Saturday, January 9, 2010

Bad Day at Stonehenge

"It's one of the oldest celebrations in the world and has drawn visitors to Stonehenge for centuries. But 300 pagans were left red-faced yesterday after they arrived at the prehistoric monument a day early for the winter solstice."
- The Daily Mail, "Hundreds of Pagans Turn Up at Stonehenge for Winter Solstice... ON THE WRONG DAY!"


EXT. STONEHENGE, WILTSHIRE, ENGLAND.

A gray day, snow blankets the ground. The camera pans the majestic Stonehenge formation before settling on a large number of people in circle formation waiting expectantly. The crowd suddenly parts on the right as a man in a flowing white robe marches to the center of the circle with head held high. It is Arthur Pendragon (formerly John Rothwell).

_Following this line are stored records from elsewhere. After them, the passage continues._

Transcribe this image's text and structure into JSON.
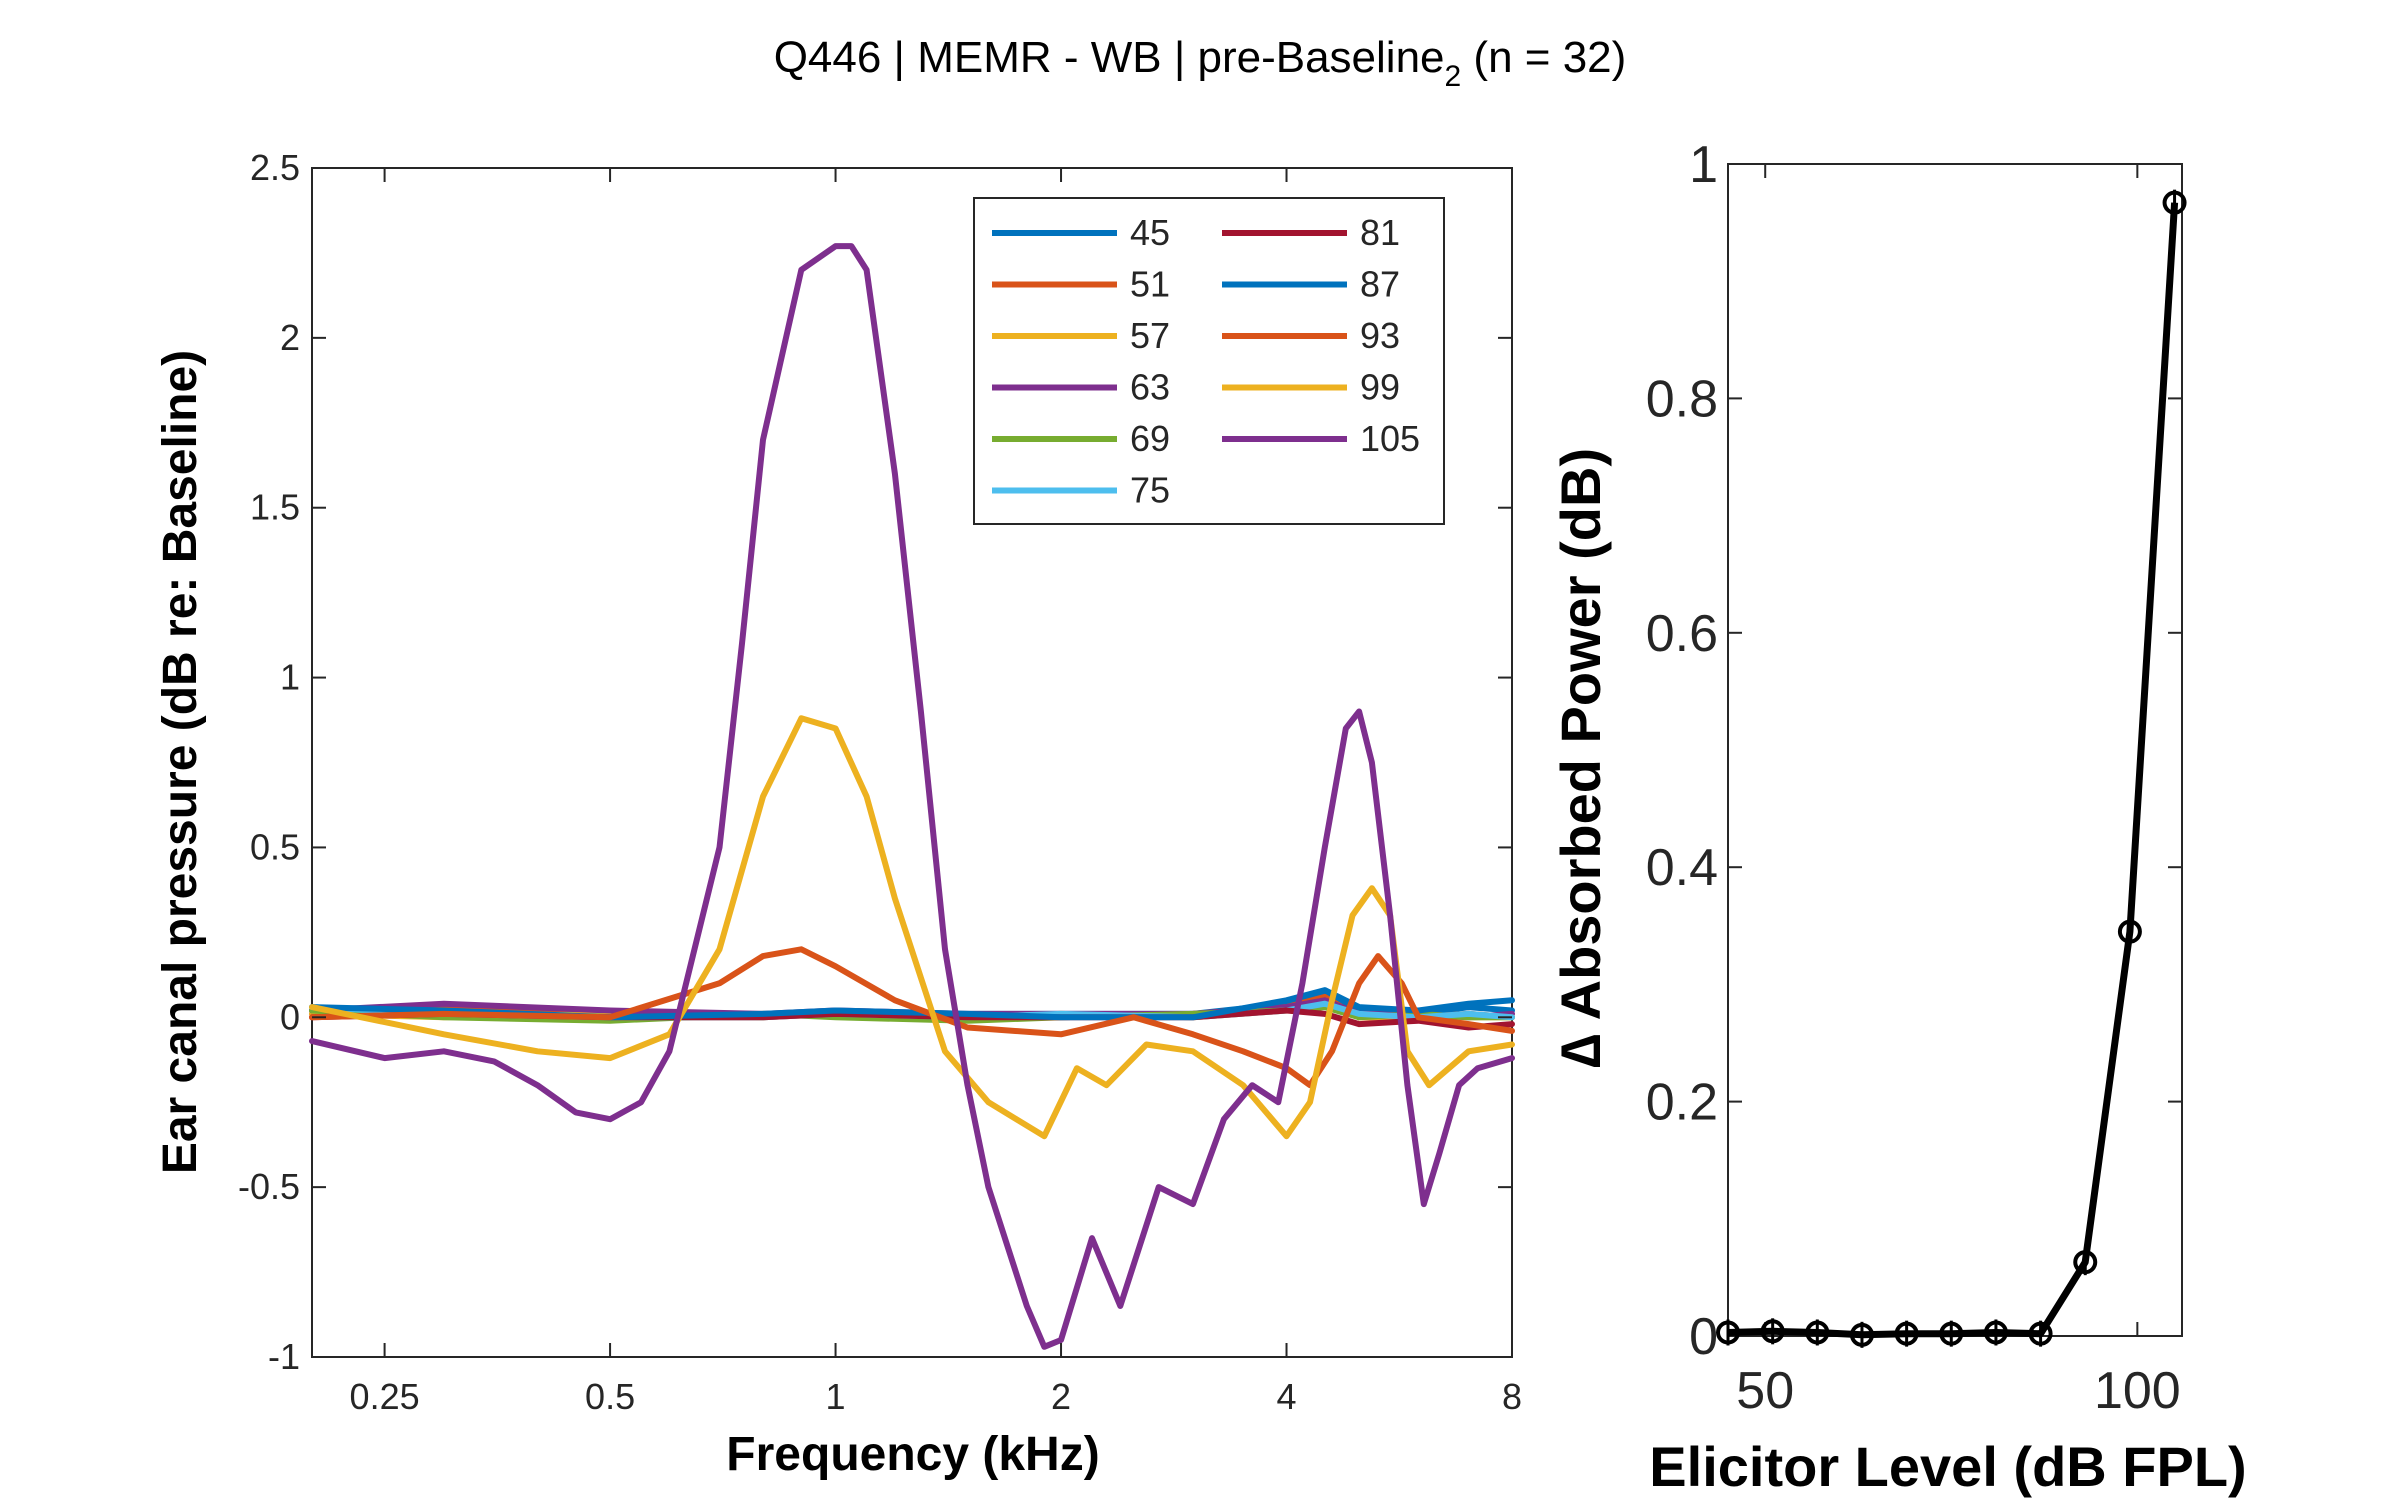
{
  "title_main": "Q446 | MEMR - WB | pre-Baseline",
  "title_sub": "2",
  "title_tail": " (n = 32)",
  "colors": {
    "s45": "#0072BD",
    "s51": "#D95319",
    "s57": "#EDB120",
    "s63": "#7E2F8E",
    "s69": "#77AC30",
    "s75": "#4DBEEE",
    "s81": "#A2142F",
    "axis": "#262626",
    "right_line": "#000000"
  },
  "chart_data": [
    {
      "type": "line",
      "title": "Q446 | MEMR - WB | pre-Baseline2 (n = 32)",
      "xlabel": "Frequency (kHz)",
      "ylabel": "Ear canal pressure (dB re: Baseline)",
      "xscale": "log",
      "xlim": [
        0.2,
        8
      ],
      "ylim": [
        -1,
        2.5
      ],
      "xticks": [
        0.25,
        0.5,
        1,
        2,
        4,
        8
      ],
      "xticklabels": [
        "0.25",
        "0.5",
        "1",
        "2",
        "4",
        "8"
      ],
      "yticks": [
        -1,
        -0.5,
        0,
        0.5,
        1,
        1.5,
        2,
        2.5
      ],
      "yticklabels": [
        "-1",
        "-0.5",
        "0",
        "0.5",
        "1",
        "1.5",
        "2",
        "2.5"
      ],
      "legend_position": "top-right",
      "series": [
        {
          "name": "45",
          "color_key": "s45",
          "x": [
            0.2,
            0.3,
            0.5,
            0.8,
            1,
            1.5,
            2,
            3,
            4,
            4.5,
            5,
            6,
            7,
            8
          ],
          "y": [
            0.02,
            0.02,
            0.01,
            0.01,
            0.01,
            0.01,
            0.01,
            0.01,
            0.04,
            0.07,
            0.02,
            0.01,
            0.03,
            0.02
          ]
        },
        {
          "name": "51",
          "color_key": "s51",
          "x": [
            0.2,
            0.3,
            0.5,
            0.8,
            1,
            1.5,
            2,
            3,
            4,
            4.5,
            5,
            6,
            7,
            8
          ],
          "y": [
            0.01,
            0.03,
            0.0,
            0.0,
            0.01,
            0.0,
            0.0,
            0.01,
            0.03,
            0.06,
            0.0,
            0.0,
            0.01,
            0.0
          ]
        },
        {
          "name": "57",
          "color_key": "s57",
          "x": [
            0.2,
            0.3,
            0.5,
            0.8,
            1,
            1.5,
            2,
            3,
            4,
            4.5,
            5,
            6,
            7,
            8
          ],
          "y": [
            0.01,
            0.0,
            0.01,
            0.0,
            0.02,
            0.0,
            0.01,
            0.0,
            0.02,
            0.04,
            0.0,
            0.0,
            0.0,
            0.0
          ]
        },
        {
          "name": "63",
          "color_key": "s63",
          "x": [
            0.2,
            0.3,
            0.5,
            0.8,
            1,
            1.5,
            2,
            3,
            4,
            4.5,
            5,
            6,
            7,
            8
          ],
          "y": [
            0.02,
            0.04,
            0.02,
            0.01,
            0.02,
            0.01,
            0.01,
            0.01,
            0.03,
            0.05,
            0.01,
            0.01,
            0.0,
            0.01
          ]
        },
        {
          "name": "69",
          "color_key": "s69",
          "x": [
            0.2,
            0.3,
            0.5,
            0.8,
            1,
            1.5,
            2,
            3,
            4,
            4.5,
            5,
            6,
            7,
            8
          ],
          "y": [
            0.02,
            0.0,
            -0.01,
            0.01,
            0.0,
            -0.01,
            0.0,
            0.01,
            0.02,
            0.03,
            0.0,
            0.01,
            0.0,
            0.0
          ]
        },
        {
          "name": "75",
          "color_key": "s75",
          "x": [
            0.2,
            0.3,
            0.5,
            0.8,
            1,
            1.5,
            2,
            3,
            4,
            4.5,
            5,
            6,
            7,
            8
          ],
          "y": [
            0.03,
            0.01,
            0.0,
            0.0,
            0.01,
            0.0,
            0.01,
            0.0,
            0.02,
            0.04,
            0.01,
            0.0,
            0.01,
            0.0
          ]
        },
        {
          "name": "81",
          "color_key": "s81",
          "x": [
            0.2,
            0.3,
            0.5,
            0.8,
            1,
            1.5,
            2,
            3,
            4,
            4.5,
            5,
            6,
            7,
            8
          ],
          "y": [
            0.0,
            0.01,
            0.0,
            0.0,
            0.01,
            0.0,
            0.0,
            0.0,
            0.02,
            0.01,
            -0.02,
            -0.01,
            -0.03,
            -0.02
          ]
        },
        {
          "name": "87",
          "color_key": "s45",
          "x": [
            0.2,
            0.3,
            0.5,
            0.8,
            1,
            1.5,
            2,
            3,
            4,
            4.5,
            5,
            6,
            7,
            8
          ],
          "y": [
            0.03,
            0.02,
            0.0,
            0.01,
            0.02,
            0.01,
            0.0,
            0.0,
            0.05,
            0.08,
            0.03,
            0.02,
            0.04,
            0.05
          ]
        },
        {
          "name": "93",
          "color_key": "s51",
          "x": [
            0.2,
            0.3,
            0.5,
            0.7,
            0.8,
            0.9,
            1.0,
            1.2,
            1.5,
            2,
            2.5,
            3,
            3.5,
            4,
            4.3,
            4.6,
            5,
            5.3,
            5.7,
            6,
            7,
            8
          ],
          "y": [
            0.0,
            0.01,
            0.0,
            0.1,
            0.18,
            0.2,
            0.15,
            0.05,
            -0.03,
            -0.05,
            0.0,
            -0.05,
            -0.1,
            -0.15,
            -0.2,
            -0.1,
            0.1,
            0.18,
            0.1,
            0.0,
            -0.02,
            -0.04
          ]
        },
        {
          "name": "99",
          "color_key": "s57",
          "x": [
            0.2,
            0.3,
            0.4,
            0.5,
            0.6,
            0.7,
            0.8,
            0.9,
            1.0,
            1.1,
            1.2,
            1.4,
            1.6,
            1.9,
            2.1,
            2.3,
            2.6,
            3,
            3.5,
            4,
            4.3,
            4.6,
            4.9,
            5.2,
            5.5,
            5.8,
            6.2,
            7,
            8
          ],
          "y": [
            0.03,
            -0.05,
            -0.1,
            -0.12,
            -0.05,
            0.2,
            0.65,
            0.88,
            0.85,
            0.65,
            0.35,
            -0.1,
            -0.25,
            -0.35,
            -0.15,
            -0.2,
            -0.08,
            -0.1,
            -0.2,
            -0.35,
            -0.25,
            0.05,
            0.3,
            0.38,
            0.3,
            -0.1,
            -0.2,
            -0.1,
            -0.08
          ]
        },
        {
          "name": "105",
          "color_key": "s63",
          "x": [
            0.2,
            0.25,
            0.3,
            0.35,
            0.4,
            0.45,
            0.5,
            0.55,
            0.6,
            0.7,
            0.75,
            0.8,
            0.9,
            1.0,
            1.05,
            1.1,
            1.2,
            1.3,
            1.4,
            1.5,
            1.6,
            1.8,
            1.9,
            2.0,
            2.2,
            2.4,
            2.7,
            3.0,
            3.3,
            3.6,
            3.9,
            4.2,
            4.5,
            4.8,
            5.0,
            5.2,
            5.5,
            5.8,
            6.1,
            6.4,
            6.8,
            7.2,
            8
          ],
          "y": [
            -0.07,
            -0.12,
            -0.1,
            -0.13,
            -0.2,
            -0.28,
            -0.3,
            -0.25,
            -0.1,
            0.5,
            1.1,
            1.7,
            2.2,
            2.27,
            2.27,
            2.2,
            1.6,
            0.9,
            0.2,
            -0.2,
            -0.5,
            -0.85,
            -0.97,
            -0.95,
            -0.65,
            -0.85,
            -0.5,
            -0.55,
            -0.3,
            -0.2,
            -0.25,
            0.1,
            0.5,
            0.85,
            0.9,
            0.75,
            0.3,
            -0.2,
            -0.55,
            -0.4,
            -0.2,
            -0.15,
            -0.12
          ]
        }
      ]
    },
    {
      "type": "line",
      "xlabel": "Elicitor Level (dB FPL)",
      "ylabel": "∆ Absorbed Power (dB)",
      "xlim": [
        45,
        106
      ],
      "ylim": [
        0,
        1
      ],
      "xticks": [
        50,
        100
      ],
      "xticklabels": [
        "50",
        "100"
      ],
      "yticks": [
        0,
        0.2,
        0.4,
        0.6,
        0.8,
        1
      ],
      "yticklabels": [
        "0",
        "0.2",
        "0.4",
        "0.6",
        "0.8",
        "1"
      ],
      "grid": false,
      "series": [
        {
          "x": [
            45,
            51,
            57,
            63,
            69,
            75,
            81,
            87,
            93,
            99,
            105
          ],
          "y": [
            0.003,
            0.004,
            0.003,
            0.001,
            0.002,
            0.002,
            0.003,
            0.002,
            0.063,
            0.345,
            0.967
          ]
        }
      ]
    }
  ]
}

ARTHUR PENDRAGON: Eko, Eko, Azarak! Eko, Eko, Zamilak! Eko, Eko, Cernunnos! Eko, Eko, Aradia!

The crowd cheers, Hurrahya!

ARTHUR PENDRAGON: Greeting my fellow pagans and welcome to the Winter Solstice celebration here at Stonehenge. I know many of you are here for handfasting ceremonies, fear not! I will service all. All in good time, each in good measure! But first, a few announcements.

(He unfolds a piece of paper and puts on reading glasses.)

Regarding last Thursday’s Blot ritual held in Melksham, I’m afraid we must repeat the ceremony.

(Crowd groans.)

I know. I know. The Blot is a very time consuming ritual for us all but Gothi Eric... sorry, not Eric… Gaffenum, Gothi Gaffenum... is quite new and it was my fault for scheduling The Blot during the Everton-Birmingham match. We’ll repeat The Blot on Monday a week hence.

Also, it has come to my attention through Gythia Cleternaum that there appears to be some, rather, ahem, some confusion among certain druids, whom I shall not name, concerning the Five Fold Kiss ritual. It should go without saying that the phallus is only one small part of the ritual, and I – stop it! This is serious! Be quiet! Be quiet! Right, then. The proper ritual goes, in order – feet, knees… phallus… just once, mind you… breasts and lips. And again, let me be absolutely clear on this: while you may digitally record the ceremony, you may not upload your recordings to Pornhub. Is this understood? Right, then. Very good.

Finally, an update on Gothi Ken. As many are aware, Ken was assaulted in Trowbridge last Tuesday by three German tourists while on his way to a Tool Blessing Ritual. A terrible attack. His druid robe was stolen and it took surgeons several hours to, ah, retrieve his pentacle, which I am afraid was badly damaged. I’ve visited with Ken and am pleased to report he’s doing much better. He can even move his thumbs. Naturally, Ken is so sorry to miss the Winter Solstice celebration and, were he able to speak, I am certain he would have communicated to me his ardent desire to be here with us all today.

Now, if Sherman will bring me my mead, we can begin.

*This post was adapted from a comment I originally posted on The Awl.